Molecular mechanisms involved in the nucleolytic cleavage at the 18S rRNA/internal transcribed spacer 1 (ITS 1) junction, a late step of small-subunit pre-rRNA processing in vertebrates, remain largely unknown, mostly due to the lack of faithful in vitro assays. To identify the minimal cis-acting signals required for this reaction, we studied the processing of truncated human rRNA gene transcripts transiently expressed upon transfection of rRNA minigenes into cultured mouse cells. We observed that processing at this site was faithfully reproduced with transcripts containing only 60 nucleotides of 18S rRNA and the adjacent 103 nucleotides of ITS 1, but was abolished or severely altered by further shortening of either sequence. Remarkably, this minimal transcript contains, within its 18S rRNA part, long sequences complementary to both U20 and U13 small nucleolar RNAs (snoRNAs).
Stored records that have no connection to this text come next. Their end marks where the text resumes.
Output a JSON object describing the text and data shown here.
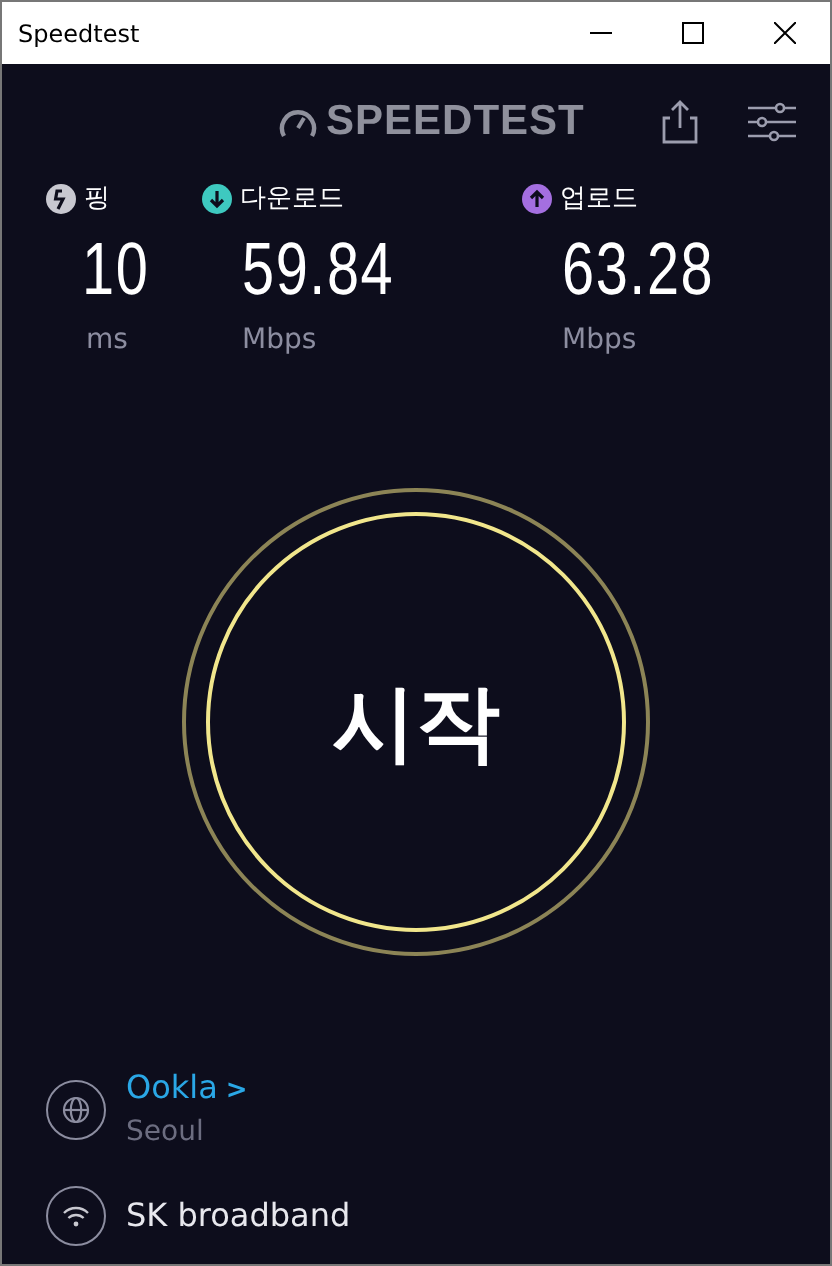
{
  "window": {
    "title": "Speedtest"
  },
  "logo": {
    "text": "SPEEDTEST"
  },
  "metrics": [
    {
      "kind": "ping",
      "label": "핑",
      "value": "10",
      "unit": "ms",
      "color": "#c8c8d0"
    },
    {
      "kind": "download",
      "label": "다운로드",
      "value": "59.84",
      "unit": "Mbps",
      "color": "#3ec9c0"
    },
    {
      "kind": "upload",
      "label": "업로드",
      "value": "63.28",
      "unit": "Mbps",
      "color": "#a46fe0"
    }
  ],
  "start_button": {
    "label": "시작"
  },
  "server": {
    "name": "Ookla",
    "chevron": ">",
    "location": "Seoul"
  },
  "provider": {
    "name": "SK broadband"
  }
}
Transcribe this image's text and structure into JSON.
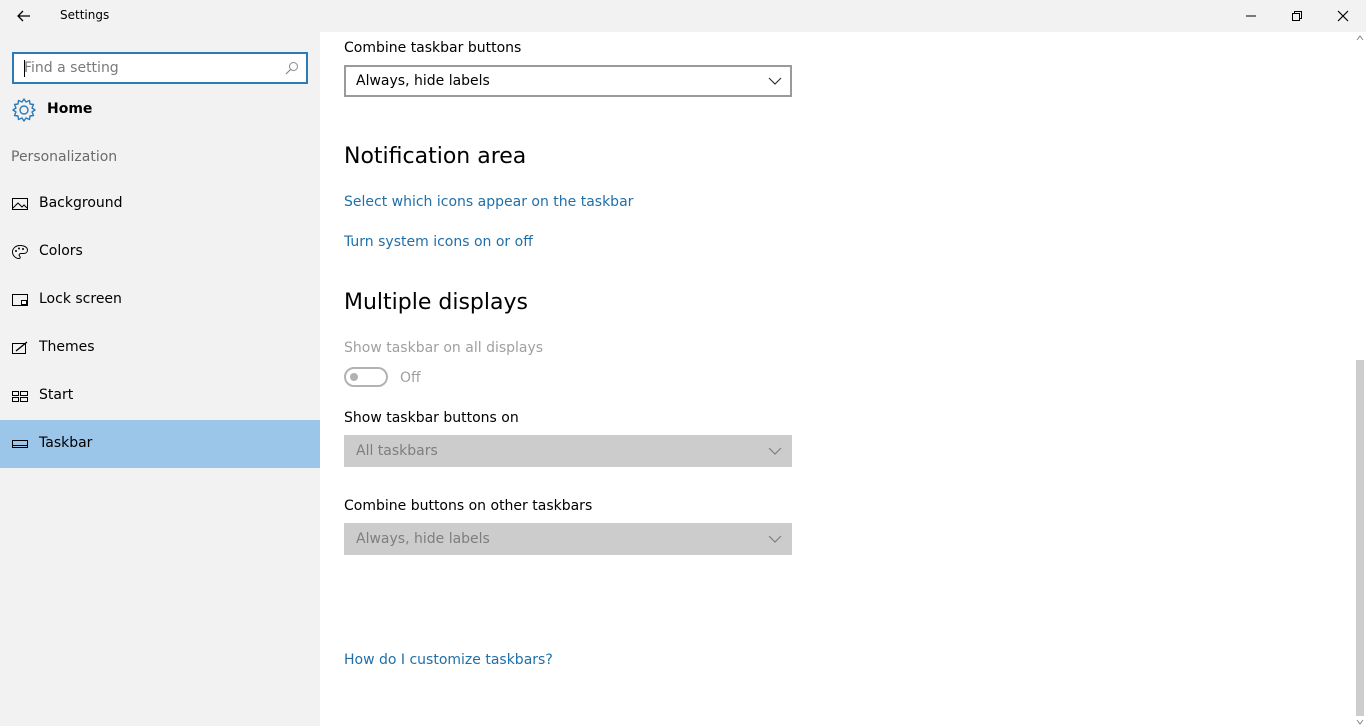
{
  "window": {
    "title": "Settings",
    "controls": [
      "minimize",
      "restore",
      "close"
    ]
  },
  "sidebar": {
    "search_placeholder": "Find a setting",
    "home_label": "Home",
    "section_label": "Personalization",
    "items": [
      {
        "label": "Background",
        "icon": "picture-icon"
      },
      {
        "label": "Colors",
        "icon": "palette-icon"
      },
      {
        "label": "Lock screen",
        "icon": "lock-screen-icon"
      },
      {
        "label": "Themes",
        "icon": "themes-icon"
      },
      {
        "label": "Start",
        "icon": "start-icon"
      },
      {
        "label": "Taskbar",
        "icon": "taskbar-icon",
        "selected": true
      }
    ]
  },
  "main": {
    "combine_label": "Combine taskbar buttons",
    "combine_value": "Always, hide labels",
    "notification_heading": "Notification area",
    "link_select_icons": "Select which icons appear on the taskbar",
    "link_system_icons": "Turn system icons on or off",
    "multiple_heading": "Multiple displays",
    "show_all_label": "Show taskbar on all displays",
    "show_all_state": "Off",
    "show_buttons_label": "Show taskbar buttons on",
    "show_buttons_value": "All taskbars",
    "combine_other_label": "Combine buttons on other taskbars",
    "combine_other_value": "Always, hide labels",
    "help_link": "How do I customize taskbars?"
  },
  "colors": {
    "accent": "#2b7bb9",
    "selected_bg": "#9bc5e9",
    "link": "#1f6fa8",
    "sidebar_bg": "#f2f2f2"
  }
}
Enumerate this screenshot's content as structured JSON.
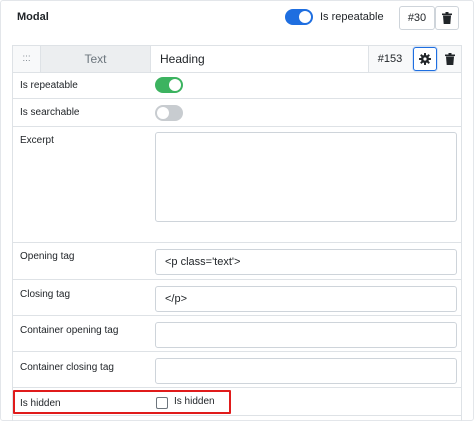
{
  "header": {
    "title": "Modal",
    "repeatable_label": "Is repeatable",
    "repeatable_on": true,
    "id": "#30"
  },
  "field": {
    "drag_glyph": ":::",
    "type": "Text",
    "name": "Heading",
    "id": "#153"
  },
  "settings": {
    "is_repeatable": {
      "label": "Is repeatable",
      "on": true
    },
    "is_searchable": {
      "label": "Is searchable",
      "on": false
    },
    "excerpt": {
      "label": "Excerpt",
      "value": ""
    },
    "opening_tag": {
      "label": "Opening tag",
      "value": "<p class='text'>"
    },
    "closing_tag": {
      "label": "Closing tag",
      "value": "</p>"
    },
    "container_opening_tag": {
      "label": "Container opening tag",
      "value": ""
    },
    "container_closing_tag": {
      "label": "Container closing tag",
      "value": ""
    },
    "is_hidden": {
      "label": "Is hidden",
      "checkbox_label": "Is hidden",
      "checked": false
    }
  },
  "colors": {
    "toggle_blue": "#1e6ee0",
    "toggle_green": "#3cb360",
    "toggle_off": "#c8ccd0",
    "highlight_red": "#e01b1b"
  },
  "icons": [
    "trash-icon",
    "gear-icon",
    "drag-handle-icon"
  ]
}
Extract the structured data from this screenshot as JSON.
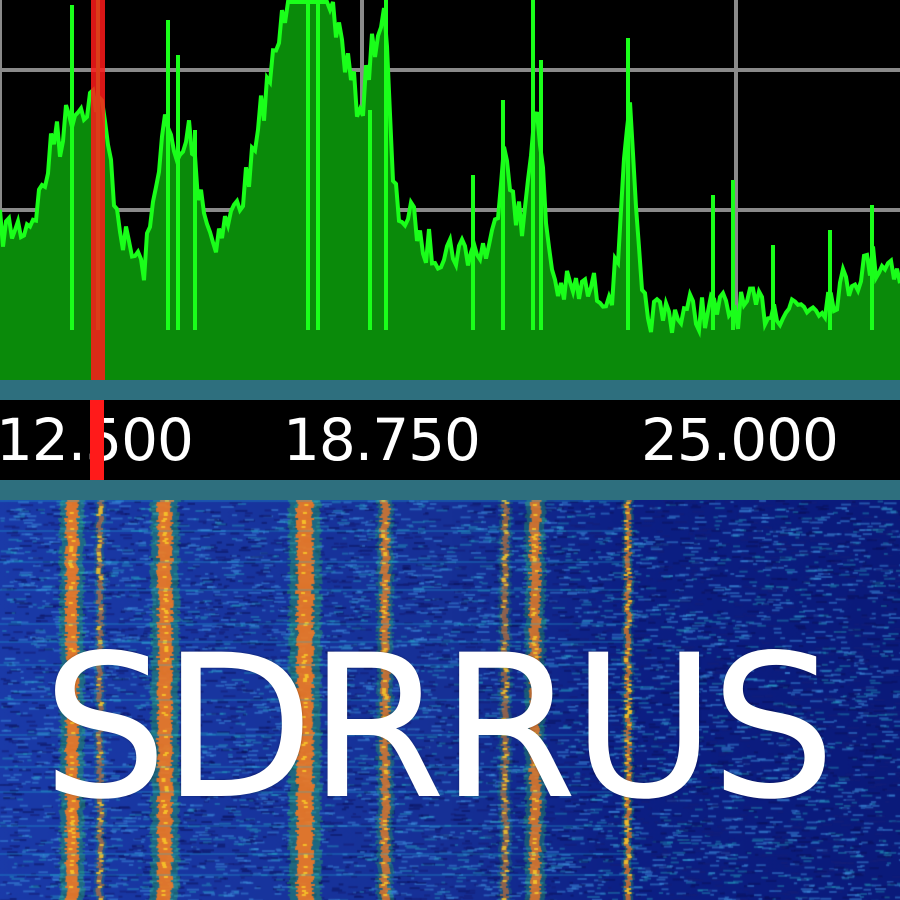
{
  "app": {
    "brand_text": "SDRRUS"
  },
  "frequency_scale": {
    "labels": [
      "12.500",
      "18.750",
      "25.000"
    ],
    "marker_color": "#ff1a1a"
  },
  "spectrum": {
    "grid_color": "#8a8a8a",
    "fill_color": "#0a8a0a",
    "trace_color": "#1aff1a",
    "background": "#000000"
  },
  "waterfall": {
    "background": "#0b1f8a",
    "signal_colors": [
      "#ff5a1a",
      "#f0a020",
      "#30c040"
    ]
  },
  "colors": {
    "separator": "#2e6f7e",
    "text": "#ffffff"
  }
}
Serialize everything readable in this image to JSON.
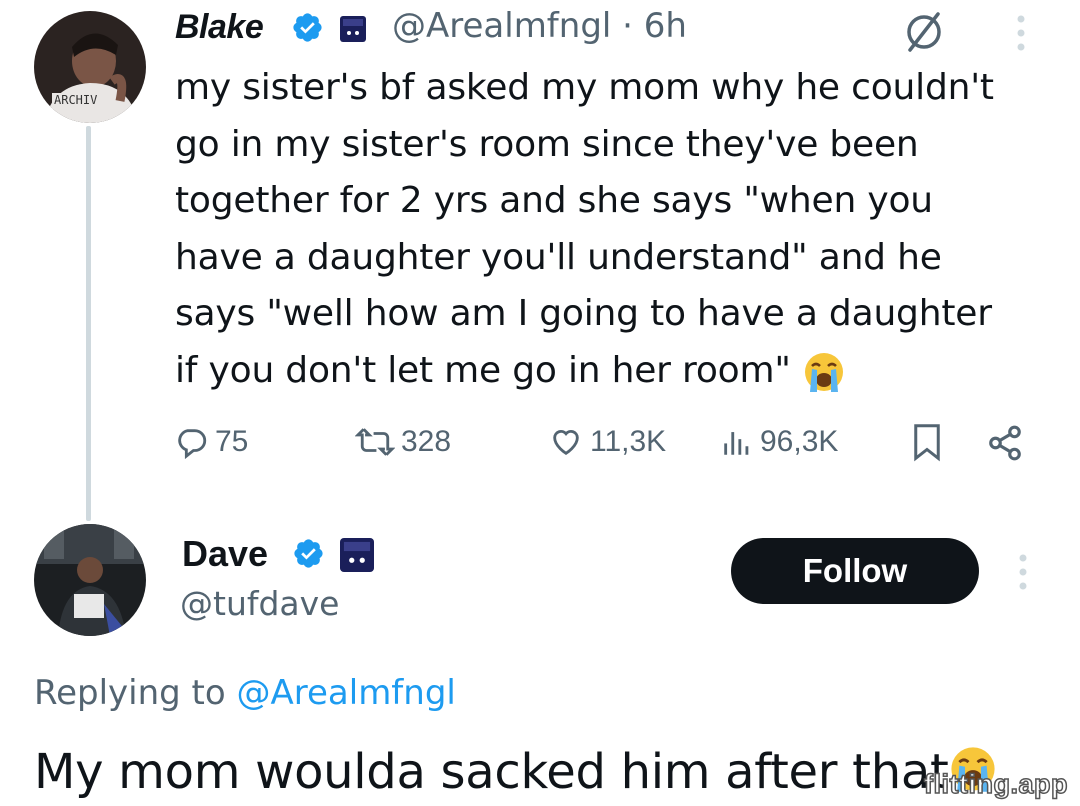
{
  "tweet": {
    "author": {
      "name": "Blake",
      "handle": "@Arealmfngl",
      "time": "6h",
      "separator": " · ",
      "avatar_text": "ARCHIV"
    },
    "text": "my sister's bf asked my mom why he couldn't\ngo in my sister's room since they've been\ntogether for 2 yrs and she says \"when you\nhave a daughter you'll understand\" and he\nsays \"well how am I going to have a daughter\nif you don't let me go in her room\"",
    "trailing_emoji": "loudly-crying-face",
    "stats": {
      "replies": "75",
      "retweets": "328",
      "likes": "11,3K",
      "views": "96,3K"
    }
  },
  "reply": {
    "author": {
      "name": "Dave",
      "handle": "@tufdave"
    },
    "follow_label": "Follow",
    "replying_prefix": "Replying to ",
    "replying_handle": "@Arealmfngl",
    "text": "My mom woulda sacked him after that",
    "trailing_emoji": "loudly-crying-face"
  },
  "watermark": "flitting.app",
  "colors": {
    "verified": "#1d9bf0",
    "muted": "#536471",
    "text": "#0f1419",
    "link": "#1d9bf0",
    "follow_bg": "#0f1419",
    "badge": "#1a1f5a"
  }
}
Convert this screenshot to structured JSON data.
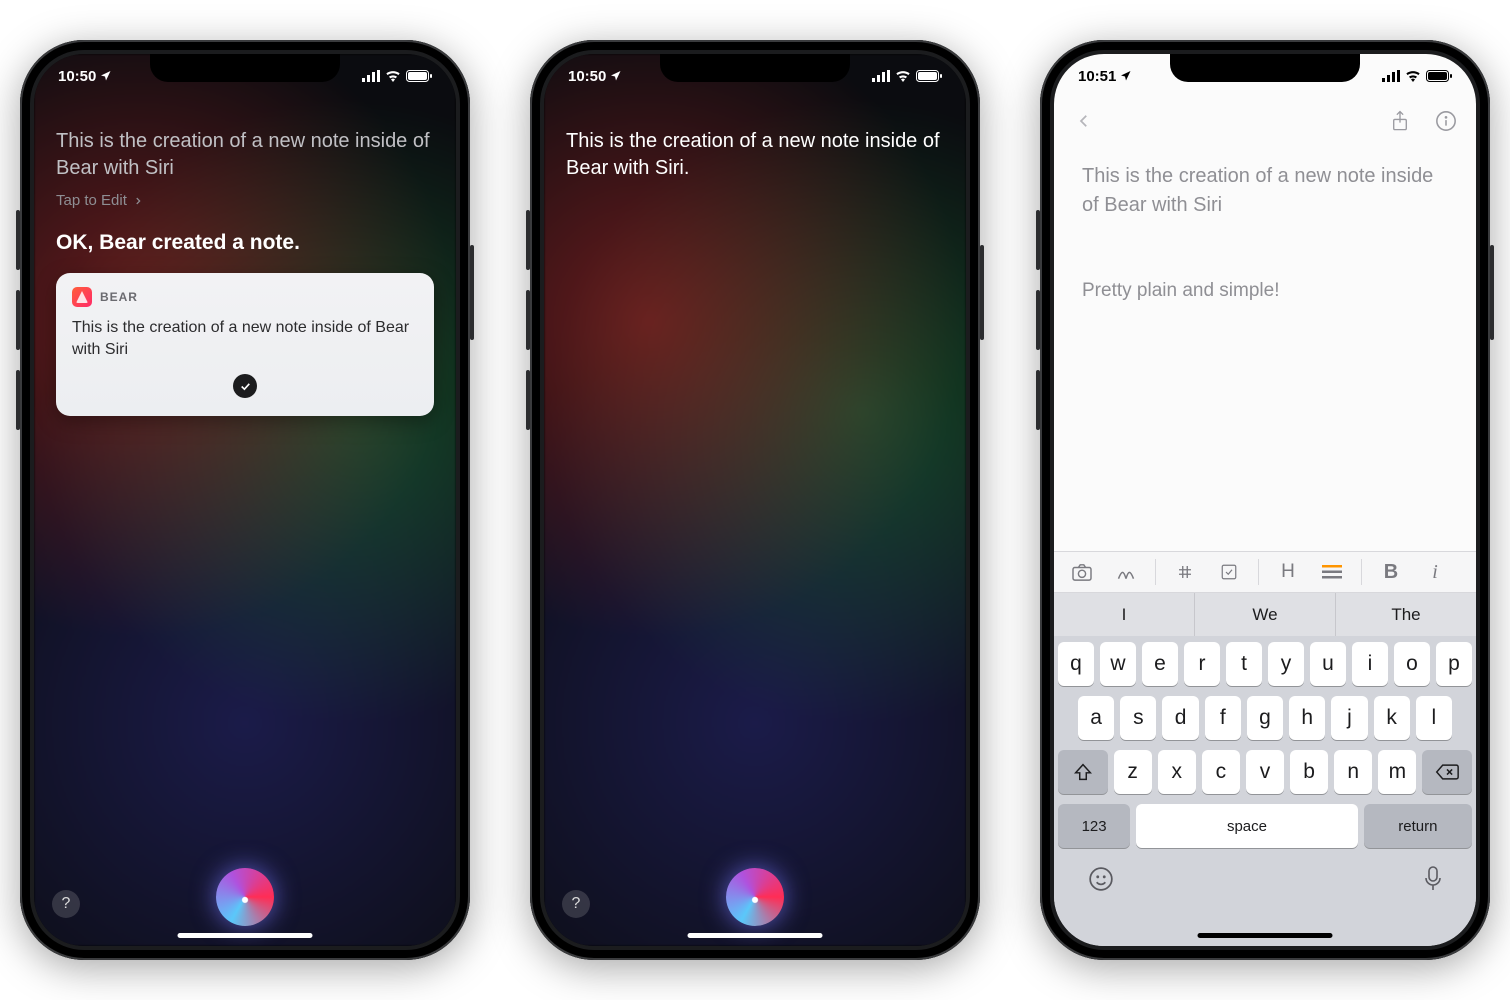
{
  "status": {
    "time_dark": "10:50",
    "time_light": "10:51"
  },
  "screen1": {
    "utterance": "This is the creation of a new note inside of Bear with Siri",
    "tap_to_edit": "Tap to Edit",
    "response": "OK, Bear created a note.",
    "card": {
      "app_name": "BEAR",
      "body": "This is the creation of a new note inside of Bear with Siri"
    }
  },
  "screen2": {
    "utterance": "This is the creation of a new note inside of Bear with Siri."
  },
  "screen3": {
    "note_title": "This is the creation of a new note inside of Bear with Siri",
    "note_body": "Pretty plain and simple!",
    "format_toolbar": {
      "heading": "H",
      "bold": "B",
      "italic": "i"
    },
    "suggestions": [
      "I",
      "We",
      "The"
    ],
    "keyboard": {
      "row1": [
        "q",
        "w",
        "e",
        "r",
        "t",
        "y",
        "u",
        "i",
        "o",
        "p"
      ],
      "row2": [
        "a",
        "s",
        "d",
        "f",
        "g",
        "h",
        "j",
        "k",
        "l"
      ],
      "row3": [
        "z",
        "x",
        "c",
        "v",
        "b",
        "n",
        "m"
      ],
      "mode_key": "123",
      "space": "space",
      "return": "return"
    }
  }
}
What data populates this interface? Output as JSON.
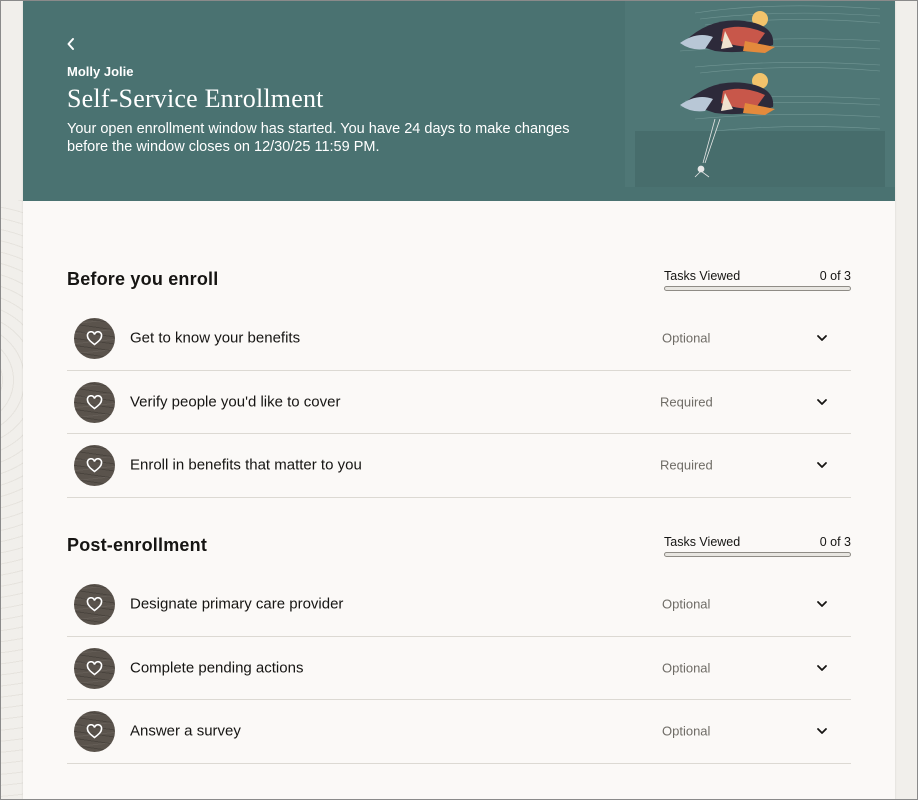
{
  "hero": {
    "name": "Molly Jolie",
    "title": "Self-Service Enrollment",
    "description": "Your open enrollment window has started. You have 24 days to make changes before the window closes on 12/30/25 11:59 PM.",
    "background_color": "#4a7271"
  },
  "sections": [
    {
      "title": "Before you enroll",
      "progress": {
        "label": "Tasks Viewed",
        "count_text": "0 of 3",
        "viewed": 0,
        "total": 3
      },
      "items": [
        {
          "label": "Get to know your benefits",
          "status": "Optional",
          "icon": "heart-icon"
        },
        {
          "label": "Verify people you'd like to cover",
          "status": "Required",
          "icon": "heart-icon"
        },
        {
          "label": "Enroll in benefits that matter to you",
          "status": "Required",
          "icon": "heart-icon"
        }
      ]
    },
    {
      "title": "Post-enrollment",
      "progress": {
        "label": "Tasks Viewed",
        "count_text": "0 of 3",
        "viewed": 0,
        "total": 3
      },
      "items": [
        {
          "label": "Designate primary care provider",
          "status": "Optional",
          "icon": "heart-icon"
        },
        {
          "label": "Complete pending actions",
          "status": "Optional",
          "icon": "heart-icon"
        },
        {
          "label": "Answer a survey",
          "status": "Optional",
          "icon": "heart-icon"
        }
      ]
    }
  ]
}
The cis-acting elements essential for the reaction were studied further by site-directed mutagenesis. The U20 snoRNA complementary region in 18S rRNA was not required for faithful processing at the 18S rRNA/ITS 1 junction. Also, processing at this site was not appreciably altered by random substitution of proximal ITS 1 sequences (including the 5' terminal nucleotide) or of the terminal nucleotide of mature 18S rRNA. Substitutions in the four-nucleotide loop of the 18S rRNA 3'-terminal stem-loop, including the two adenosine residues substrates of dimethylation, did not alter appreciably the formation of the 18S rRNA 3' end, showing that the (methyl)2A1850.(methyl)2A1851 doublet was not required for processing at this site. Two highly conserved 18S rRNA elements acted as major cis-acting signals for processing at the 3' end, the CAUU sequence immediately preceding the 3'-terminal nucleotide and the 3' strand of the 3'-terminal 18S rRNA helix, complementary to U13 snoRNA. Compensatory mutations, restoring the potential for helix formation, but not U13 snoRNA complementarity, did not restitute the cleavage at the 3' end of 18S rRNA. This suggests that U13 snoRNA may be a trans-acting factor in the nucleolytic cleavage at the 3' end of 18S rRNA.